Monday, February 1, 2010

Many people are enjoying Allods. Me, not so much.

So Keen, from Keen & Graev's, wrote a nice piece entitled “Max Level in Allods Online: The Adventure is just beginning...” He has been hitting the Allods Online beta pretty hard, and has written a number of interesting posts about it - and as that title suggests, he's pretty impressed by the game. So I was maybe a little impolitic in saying:

..I’ve spent quite some hours in the various phases of closed beta, and while it’s all very competently done, I find it absolutely 100% bland, derivative and boring. I’m struggling to say there’s even a single element that I have seen in Allods which is in any way interesting to me, given that I’ve already played WoW, LOTRO, EQ2, WAR and various other fantasy MMORPGs. I certainly can’t imagine ever playing through Allods long enough to get anywhere near its endgame. Maybe the world needs another race/class/level quest-to-endgame-and-then-PvP sword & sorcery themepark MMO. But I don’t.

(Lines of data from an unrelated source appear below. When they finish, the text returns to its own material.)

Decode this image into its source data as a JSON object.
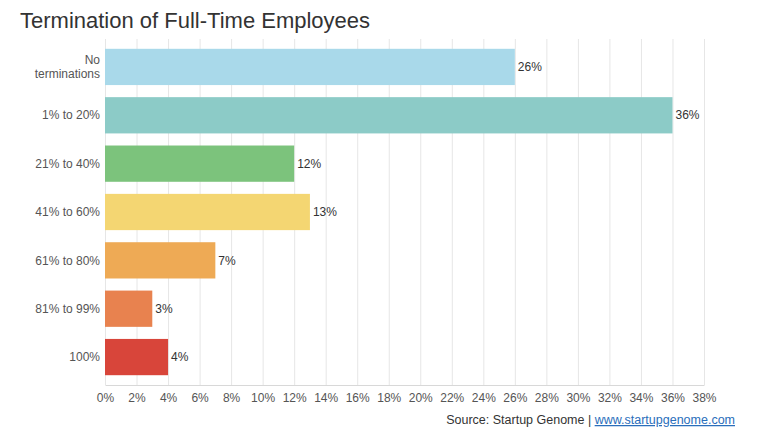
{
  "chart_data": {
    "type": "bar",
    "orientation": "horizontal",
    "title": "Termination of Full-Time Employees",
    "categories": [
      "No terminations",
      "1% to 20%",
      "21% to 40%",
      "41% to 60%",
      "61% to 80%",
      "81% to 99%",
      "100%"
    ],
    "values": [
      26,
      36,
      12,
      13,
      7,
      3,
      4
    ],
    "value_labels": [
      "26%",
      "36%",
      "12%",
      "13%",
      "7%",
      "3%",
      "4%"
    ],
    "data_labels": true,
    "colors": [
      "#a9d9ea",
      "#8ccbc7",
      "#7cc37c",
      "#f4d672",
      "#eeaa55",
      "#e8824f",
      "#d8453a"
    ],
    "xlim": [
      0,
      38
    ],
    "xticks": [
      {
        "value": 0,
        "label": "0%"
      },
      {
        "value": 2,
        "label": "2%"
      },
      {
        "value": 4,
        "label": "4%"
      },
      {
        "value": 6,
        "label": "6%"
      },
      {
        "value": 8,
        "label": "8%"
      },
      {
        "value": 10,
        "label": "10%"
      },
      {
        "value": 12,
        "label": "12%"
      },
      {
        "value": 14,
        "label": "14%"
      },
      {
        "value": 16,
        "label": "16%"
      },
      {
        "value": 18,
        "label": "18%"
      },
      {
        "value": 20,
        "label": "20%"
      },
      {
        "value": 22,
        "label": "22%"
      },
      {
        "value": 24,
        "label": "24%"
      },
      {
        "value": 26,
        "label": "26%"
      },
      {
        "value": 28,
        "label": "28%"
      },
      {
        "value": 30,
        "label": "30%"
      },
      {
        "value": 32,
        "label": "32%"
      },
      {
        "value": 34,
        "label": "34%"
      },
      {
        "value": 36,
        "label": "36%"
      },
      {
        "value": 38,
        "label": "38%"
      }
    ],
    "grid": true,
    "source": "Source: Startup Genome | www.startupgenome.com"
  }
}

Back when I first mentioned Allods in passing, my feelings were reasonably positive. And when a number of commenters on Keen's post suggested that the Empire faction was the one to play if you wanted a change from the standard sword & sorcery setting, I was reminded that I did indeed play Empire on my first spell of closed beta.

When I came back for closed beta round 4, though, I played the League faction (an Elf Demonologist, to be precise), and if the Empire is "a far cry from the usual small village in a lightly forested, lightly hilly piece of Olde Englishe countryside," the League certainly is not. Once I was out of the introductory zone and approaching the city of Novograd, I was deep in cod-medieval "kill ten wolves .. kill ten bears .. kill ten boars" territory.

And I think that without the steampunk gloss of the Empire faction to distract me, I was really struck by just how uninteresting the game itself was, to me. I put in a day of pretty solid play on CB#4, and I just don't think there was anything in the gameplay that made me think "wow, that's fresh."

Select from two factions - same as WoW, WAR, EQ2, etc. Select a race. Select a class. Same as pretty much every MMO in history. You've got a button bar with a few abilities. You've got a health bar and a mana bar. Same as everything else. There's a guy standing in front of you offering a quest. You do quests, and the combat they entail involves targeting monsters and tapping your ability buttons until they die. You level up. Levelling up allows you to pick a stat to increase and a talent point to spend - a system which, although it isn't the same as any recent MMO I've played, is much the same as Diablo II. Add in some rep grinds with items to buy at various rep levels - just like WoW and LOTRO - and I was yawning.

Crafting I didn't really get to test out. I intended to try tailoring on my Demonologist, so I took dismantling first, in order to get some cloth to tailor with.. and then discovered that you only get one tradeskill unless you spend hundreds of gold to get access to a second. So I can't comment on that area of the game.

Look, it's all very slick and polished - and it's free to play - so I'm sure a lot of people will enjoy it. The endgame of astral ship combat does sound fresh, if you can get that far. But I've probably played ten or more sword & sorcery MMOs, to various degrees, and I really need something different if it's to stand any chance of luring me away.

Coming up next - a game which probably won't capture me long-term, but which is undeniably different from the competition: Atlantica Online.

1 comment:

  1. I'd have to disagree.

    I'd agree that there's not a lot new in Allods. But there is a fair amount that's newish, underused, or spread out across other MMOs that I find pleasantly collected.

    The talent/rubies mix is interesting to me. Sure, Final Fantasy has had talent grids, but the mix of points spent in talents (1/2/3 ranks and points) combined with the talent grids is neat.

    Most classes have a feature that's either unique or underused. Mages have Entropy, which encourages cycling of spells, and creates a metagame. Sure, it's similar to WAR's wizard build ups, but I think it's done better with the three elements.

    Scouts are viable as both melee and ranged. Ranged scouts get the quiver mechanic, which I haven't really seen anywhere else in that way.

    Paladins have the buffers, which again is an entire metagame in and of itself in playing with the damage, moving it, mitigating it.

    Warriors aren't tanks! That right there did it for me. Warriors can tank trash mobs like crazy, but have no real abilities in terms of boss tanks. They're damage. I like that.

    The melee healer is rarely done, but AO has a very viable melee healer spec (which will likely be mocked end game, but it's fun until then). I could continue, but....

    I've seen people say that Allods is actually more like WAR than WoW, and I tend to agree. But it's a WAR that doesn't have WAR's issues....

    I think, for me, Allods is a quite good game, with a number of elements I really, a very high level of polish, and, most importantly, it's free.

    Also, astral ships, and gibberlings.